This argument fails on each level. First, defendants cite no case describing
Privette, supra, 5 Cal.4th 689 as a form of the primary-assumption-of-risk doctrine. The
phrase "primary assumption" is not even in Privette, nor does it appear in Kinsman,
supra, 37 Cal.4th 659. Contrary to appellants' contention, the two doctrines are distinct.
Primary assumption of risk addresses whether the defendant owes the plaintiff a duty of
16
care (Knight, supra, 3 Cal.4th at pp. 308–309), whereas Privette addresses who owes the
injured worker an admitted duty of care—the hirer, or the independent contractor.
Second, defendants' reliance on Ruiz, supra, 130 Cal.App.4th 52 is inapt because
there is no evidence that defendants were West Pack's agent. " 'Agency is the
relationship which results from the manifestation of consent by one person to another that
the other shall act on his behalf and subject to his control, and consent by the other so to
act.' " (van't Rood v. County of Santa Clara (2003) 113 Cal.App.4th 549, 571.) "In order
to create an agency, the principal must confirm authority upon the agent." (Kim v.
Sumitomo Bank (1993) 17 Cal.App.4th 974, 983.) "The chief characteristic of the agency
is that of representation, the authority to act for and in the place of the principal for the
purpose of bringing him or her into legal relations with third parties." (Daniels v. Select
Portfolio Servicing, Inc. (2016) 246 Cal.App.4th 1150, 1171.)

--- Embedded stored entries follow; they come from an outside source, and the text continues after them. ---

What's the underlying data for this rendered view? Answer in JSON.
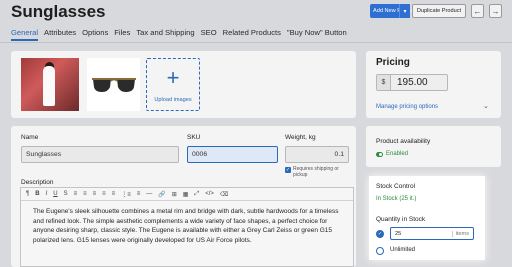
{
  "header": {
    "title": "Sunglasses",
    "add_new_label": "Add New Product",
    "duplicate_label": "Duplicate Product",
    "prev_icon": "arrow-left-icon",
    "next_icon": "arrow-right-icon"
  },
  "tabs": [
    {
      "label": "General",
      "active": true
    },
    {
      "label": "Attributes"
    },
    {
      "label": "Options"
    },
    {
      "label": "Files"
    },
    {
      "label": "Tax and Shipping"
    },
    {
      "label": "SEO"
    },
    {
      "label": "Related Products"
    },
    {
      "label": "\"Buy Now\" Button"
    }
  ],
  "images": {
    "upload_label": "Upload images"
  },
  "fields": {
    "name_label": "Name",
    "name_value": "Sunglasses",
    "sku_label": "SKU",
    "sku_value": "0006",
    "weight_label": "Weight, kg",
    "weight_value": "0.1",
    "shipping_note": "Requires shipping or pickup",
    "description_label": "Description",
    "description_text": "The Eugene's sleek silhouette combines a metal rim and bridge with dark, subtle hardwoods for a timeless and refined look. The simple aesthetic complements a wide variety of face shapes, a perfect choice for anyone desiring sharp, classic style. The Eugene is available with either a Grey Carl Zeiss or green G15 polarized lens. G15 lenses were originally developed for US Air Force pilots."
  },
  "toolbar": {
    "items": [
      "¶",
      "B",
      "I",
      "U",
      "S",
      "≡",
      "≡",
      "≡",
      "≡",
      "≡",
      "⋮≡",
      "≡",
      "—",
      "🔗",
      "⊞",
      "▦",
      "⤢",
      "</>",
      "⌫"
    ]
  },
  "pricing": {
    "title": "Pricing",
    "currency": "$",
    "price": "195.00",
    "manage_link": "Manage pricing options"
  },
  "availability": {
    "title": "Product availability",
    "status": "Enabled"
  },
  "stock": {
    "title": "Stock Control",
    "status": "In Stock (25 it.)",
    "qty_label": "Quantity in Stock",
    "qty_value": "25",
    "qty_unit": "items",
    "unlimited_label": "Unlimited"
  },
  "colors": {
    "accent": "#2a6ab8",
    "success": "#2e8a3e",
    "button_primary": "#2e6fd1"
  }
}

Defendants cite no evidence that West Pack had the right to control defendants
with respect to the roof inspection. " 'To permit a finding of agency upon this evidence
would be, in effect, to hold that one who performs a mere favor for another, without
being subject to any legal duty of service and without assenting to any right of control,
can be an agent. This is not the law.' " (Violette v. Shoup (1993) 16 Cal.App.4th 611,
620.)
In a related argument, defendants state, "It makes no sense to adopt differing rules
depending on whether the injured roofer sues the warehouse buyer who hired him or the
warehouse seller who was required to allow the buyer to inspect the property." We
disagree. Applying primary assumption of risk depends on " 'the nature of the activity
17
and the relationship of the defendant to the plaintiff.' " (Neighbarger, supra, 8 Cal.4th at
p. 545, italics added.) Applying the primary assumption of risk doctrine is error "when
the defendant is a third party who has not secured the services of the plaintiff or
otherwise entered into any relationship with the plaintiff." (Ibid.)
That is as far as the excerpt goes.